O exagero tecnológico prejudica a saúde do usuário

Por Layo Lucena

A tecnologia passou a ter uma importância vital na rotina das pessoas, do divertimento ao âmbito profissional. Porém, o exagero em seu uso pode acarretar problemas de saúde. Segundo um relatório digital feito em 2018 pelos sites especializados em gestão de marcas em mídias sociais, Hootsuite e We Are Social, cerca de 4 bilhões de pessoas estão conectadas a internet por algum meio, sendo os principais o computador e os smartphones

Só no Brasil, de acordo com dados emitidos em 2018 pelo Instituto Brasileiro de Geografia e Estatísticas (IBGE), são 116 milhões de internautas, sendo que 94% prefere utilizar o smartphone para acessar a rede.

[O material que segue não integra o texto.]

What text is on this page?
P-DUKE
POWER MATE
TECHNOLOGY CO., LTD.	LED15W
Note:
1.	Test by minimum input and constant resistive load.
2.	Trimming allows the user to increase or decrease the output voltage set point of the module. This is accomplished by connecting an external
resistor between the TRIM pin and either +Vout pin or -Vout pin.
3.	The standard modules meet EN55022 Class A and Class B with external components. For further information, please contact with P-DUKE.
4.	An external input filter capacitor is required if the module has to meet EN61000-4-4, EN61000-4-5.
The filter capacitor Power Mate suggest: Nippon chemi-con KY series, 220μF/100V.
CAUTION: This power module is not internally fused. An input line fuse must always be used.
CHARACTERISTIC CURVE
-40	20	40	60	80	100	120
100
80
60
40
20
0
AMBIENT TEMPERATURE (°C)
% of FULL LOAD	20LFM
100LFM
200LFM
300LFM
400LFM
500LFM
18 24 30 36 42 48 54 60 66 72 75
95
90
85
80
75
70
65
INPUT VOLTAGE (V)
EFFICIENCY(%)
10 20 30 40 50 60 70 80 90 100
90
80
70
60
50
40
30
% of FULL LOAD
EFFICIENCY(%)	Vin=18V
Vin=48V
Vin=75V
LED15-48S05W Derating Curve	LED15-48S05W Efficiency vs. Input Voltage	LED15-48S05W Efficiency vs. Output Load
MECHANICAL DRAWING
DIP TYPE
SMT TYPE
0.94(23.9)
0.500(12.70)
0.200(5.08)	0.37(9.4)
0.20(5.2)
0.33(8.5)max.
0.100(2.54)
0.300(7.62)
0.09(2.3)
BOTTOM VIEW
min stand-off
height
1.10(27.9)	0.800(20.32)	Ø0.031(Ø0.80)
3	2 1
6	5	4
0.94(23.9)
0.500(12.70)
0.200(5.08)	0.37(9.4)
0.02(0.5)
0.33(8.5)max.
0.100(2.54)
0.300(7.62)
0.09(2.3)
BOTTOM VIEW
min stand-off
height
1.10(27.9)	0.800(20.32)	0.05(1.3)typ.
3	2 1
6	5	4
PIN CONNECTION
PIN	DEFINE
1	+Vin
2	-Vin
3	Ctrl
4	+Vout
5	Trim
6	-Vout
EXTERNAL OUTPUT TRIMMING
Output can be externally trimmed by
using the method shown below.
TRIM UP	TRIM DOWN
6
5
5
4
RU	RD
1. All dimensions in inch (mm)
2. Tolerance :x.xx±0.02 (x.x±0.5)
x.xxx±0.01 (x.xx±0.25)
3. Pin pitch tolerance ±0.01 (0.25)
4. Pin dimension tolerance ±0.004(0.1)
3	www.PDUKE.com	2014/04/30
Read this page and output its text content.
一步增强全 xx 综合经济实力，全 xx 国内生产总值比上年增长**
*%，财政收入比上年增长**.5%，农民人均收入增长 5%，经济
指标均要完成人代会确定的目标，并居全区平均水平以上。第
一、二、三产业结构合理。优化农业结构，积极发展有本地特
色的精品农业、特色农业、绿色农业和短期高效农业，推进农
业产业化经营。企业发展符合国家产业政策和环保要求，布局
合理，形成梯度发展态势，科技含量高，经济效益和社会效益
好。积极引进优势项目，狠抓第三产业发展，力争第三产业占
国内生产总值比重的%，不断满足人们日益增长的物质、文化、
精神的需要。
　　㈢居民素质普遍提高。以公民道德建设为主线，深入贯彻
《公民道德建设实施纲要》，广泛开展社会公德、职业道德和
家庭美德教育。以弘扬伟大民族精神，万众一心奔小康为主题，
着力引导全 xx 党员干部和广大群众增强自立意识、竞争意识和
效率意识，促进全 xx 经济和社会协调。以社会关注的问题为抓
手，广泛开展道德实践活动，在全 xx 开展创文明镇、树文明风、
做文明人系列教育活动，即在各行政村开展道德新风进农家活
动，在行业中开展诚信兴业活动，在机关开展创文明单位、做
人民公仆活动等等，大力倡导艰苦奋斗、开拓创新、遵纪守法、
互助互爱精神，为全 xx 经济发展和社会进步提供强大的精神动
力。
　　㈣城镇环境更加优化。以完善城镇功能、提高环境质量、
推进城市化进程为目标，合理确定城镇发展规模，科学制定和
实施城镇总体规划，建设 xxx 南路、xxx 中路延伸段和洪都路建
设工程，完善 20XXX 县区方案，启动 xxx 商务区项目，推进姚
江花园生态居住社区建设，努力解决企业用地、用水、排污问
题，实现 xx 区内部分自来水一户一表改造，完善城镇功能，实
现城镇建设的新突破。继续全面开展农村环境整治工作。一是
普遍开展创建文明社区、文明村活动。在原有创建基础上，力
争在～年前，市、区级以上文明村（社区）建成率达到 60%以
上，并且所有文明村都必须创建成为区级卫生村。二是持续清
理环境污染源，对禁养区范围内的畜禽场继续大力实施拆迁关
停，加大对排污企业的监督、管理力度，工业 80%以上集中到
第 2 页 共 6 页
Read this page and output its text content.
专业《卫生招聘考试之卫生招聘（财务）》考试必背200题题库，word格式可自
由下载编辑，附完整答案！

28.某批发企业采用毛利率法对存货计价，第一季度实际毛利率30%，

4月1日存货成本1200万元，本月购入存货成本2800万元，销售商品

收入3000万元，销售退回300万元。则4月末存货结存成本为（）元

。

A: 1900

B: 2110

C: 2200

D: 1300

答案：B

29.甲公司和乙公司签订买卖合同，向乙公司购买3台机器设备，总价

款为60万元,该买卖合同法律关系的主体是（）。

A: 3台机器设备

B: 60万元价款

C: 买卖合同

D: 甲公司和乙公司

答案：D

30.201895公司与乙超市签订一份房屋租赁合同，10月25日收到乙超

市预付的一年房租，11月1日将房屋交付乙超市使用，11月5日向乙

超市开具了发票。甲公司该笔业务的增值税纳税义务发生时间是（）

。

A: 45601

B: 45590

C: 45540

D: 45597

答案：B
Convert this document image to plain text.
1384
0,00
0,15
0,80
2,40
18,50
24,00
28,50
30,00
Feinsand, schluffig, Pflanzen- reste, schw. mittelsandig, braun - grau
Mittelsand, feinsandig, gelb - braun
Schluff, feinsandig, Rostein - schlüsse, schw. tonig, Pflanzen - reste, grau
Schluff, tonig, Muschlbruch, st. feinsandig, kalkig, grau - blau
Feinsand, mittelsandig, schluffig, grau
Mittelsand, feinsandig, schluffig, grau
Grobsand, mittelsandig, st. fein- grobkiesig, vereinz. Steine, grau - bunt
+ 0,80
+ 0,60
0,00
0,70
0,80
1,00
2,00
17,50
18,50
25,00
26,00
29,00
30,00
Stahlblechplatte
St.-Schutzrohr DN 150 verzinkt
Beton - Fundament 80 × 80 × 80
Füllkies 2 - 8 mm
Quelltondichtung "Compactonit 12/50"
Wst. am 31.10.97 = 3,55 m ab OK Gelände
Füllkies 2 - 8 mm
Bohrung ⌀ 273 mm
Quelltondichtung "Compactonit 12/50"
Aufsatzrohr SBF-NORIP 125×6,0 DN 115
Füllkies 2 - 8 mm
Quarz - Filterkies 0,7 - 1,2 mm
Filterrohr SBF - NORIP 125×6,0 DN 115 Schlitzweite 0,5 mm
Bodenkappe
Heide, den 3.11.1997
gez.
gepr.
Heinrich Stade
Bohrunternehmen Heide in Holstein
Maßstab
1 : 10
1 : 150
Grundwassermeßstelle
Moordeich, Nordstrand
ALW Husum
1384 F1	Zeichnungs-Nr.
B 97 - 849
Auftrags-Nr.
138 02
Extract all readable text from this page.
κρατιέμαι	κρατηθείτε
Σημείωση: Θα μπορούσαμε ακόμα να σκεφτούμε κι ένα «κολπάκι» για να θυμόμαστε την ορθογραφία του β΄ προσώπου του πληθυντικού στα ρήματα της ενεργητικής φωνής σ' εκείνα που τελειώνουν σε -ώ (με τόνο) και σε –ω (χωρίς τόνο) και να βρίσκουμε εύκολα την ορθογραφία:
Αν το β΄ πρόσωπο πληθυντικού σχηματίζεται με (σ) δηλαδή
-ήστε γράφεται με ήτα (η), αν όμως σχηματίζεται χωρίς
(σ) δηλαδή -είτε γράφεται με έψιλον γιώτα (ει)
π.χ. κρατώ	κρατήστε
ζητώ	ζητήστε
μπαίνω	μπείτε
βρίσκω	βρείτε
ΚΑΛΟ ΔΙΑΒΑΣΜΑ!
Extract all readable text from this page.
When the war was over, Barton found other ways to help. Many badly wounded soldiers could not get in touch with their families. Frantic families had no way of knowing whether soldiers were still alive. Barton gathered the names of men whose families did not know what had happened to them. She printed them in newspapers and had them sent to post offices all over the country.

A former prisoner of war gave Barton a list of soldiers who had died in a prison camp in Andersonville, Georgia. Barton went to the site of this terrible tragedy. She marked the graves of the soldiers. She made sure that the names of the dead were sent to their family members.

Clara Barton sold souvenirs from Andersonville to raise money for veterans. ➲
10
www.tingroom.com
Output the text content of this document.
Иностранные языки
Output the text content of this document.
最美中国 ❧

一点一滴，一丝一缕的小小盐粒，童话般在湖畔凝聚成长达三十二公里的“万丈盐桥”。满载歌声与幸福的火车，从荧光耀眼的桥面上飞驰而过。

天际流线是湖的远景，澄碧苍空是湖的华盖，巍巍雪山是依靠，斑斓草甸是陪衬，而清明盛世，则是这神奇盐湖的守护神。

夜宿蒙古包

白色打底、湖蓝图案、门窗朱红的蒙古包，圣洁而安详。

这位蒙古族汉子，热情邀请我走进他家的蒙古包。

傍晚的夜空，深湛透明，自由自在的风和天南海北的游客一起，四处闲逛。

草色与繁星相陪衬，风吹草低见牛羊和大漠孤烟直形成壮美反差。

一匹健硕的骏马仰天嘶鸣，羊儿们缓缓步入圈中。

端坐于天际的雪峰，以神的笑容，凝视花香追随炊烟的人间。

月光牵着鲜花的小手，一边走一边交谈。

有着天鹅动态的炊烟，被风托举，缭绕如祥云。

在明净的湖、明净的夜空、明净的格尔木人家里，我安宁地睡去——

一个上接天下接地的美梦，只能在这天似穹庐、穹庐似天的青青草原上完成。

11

No entanto, o uso exacerbado de meios de tecnologia, como celular, tablet, computador e até videogame pode interferir na saúde física. 

“O costume excessivo de aparelhos tecnológicos influenciou no aumento de casos de problemas em membros superiores e em dores na coluna”, afirma o ortopedista Dr. Ismael Pontes, médico da Clínica Delfos, em Fortaleza. O número de ocorrências relacionados a tendinite, lesões por esforço repetitivo e dores na região da lombar tiveram um nítido acréscimo, devido a influência direta de eletrônicos, relata.

A tendência, ultimamente, é o aumento no número de ocorrências ligadas à relação entre rotina e tecnologia, principalmente celulares e computadores, conta Dr. João Carlos, ortopedista. “Muitos dos casos que passam por mim são relacionados a alguma dor nas juntas ou nas articulações, em grande parte devido ao uso exacerbado da tecnologia”, declara. 

“Uma pessoa que trabalha por muito tempo digitando e sentado em uma postura não adequada poderá desenvolver tendinites e dores na lombar”, reconhece Dr. Ismael. Em situações mais avançadas, a pessoa pode ampliar as chances de lesões degenerativas como artrose, completa.   

Principais problemas de saúde que a tecnologia pode causar. Infográfico: Rafaela Alves

 

“Pescoço tecnológico” 

Além de casos de artrite ou problemas nas costas, o uso intenso da tecnologia, principalmente de celulares, pode ser um dos grandes fatores para o chamado “pescoço tecnológico”. Segundo uma pesquisa realizada em 2019 pela Organização Mundial de Saúde (OMS), o chamado “pescoço tecnológico” se tornou uma epidemia mundial. De acordo com a OMS, a média mundial de pessoas que sofrem com esse problema é de 35% e no Brasil, esse número chega a 37%.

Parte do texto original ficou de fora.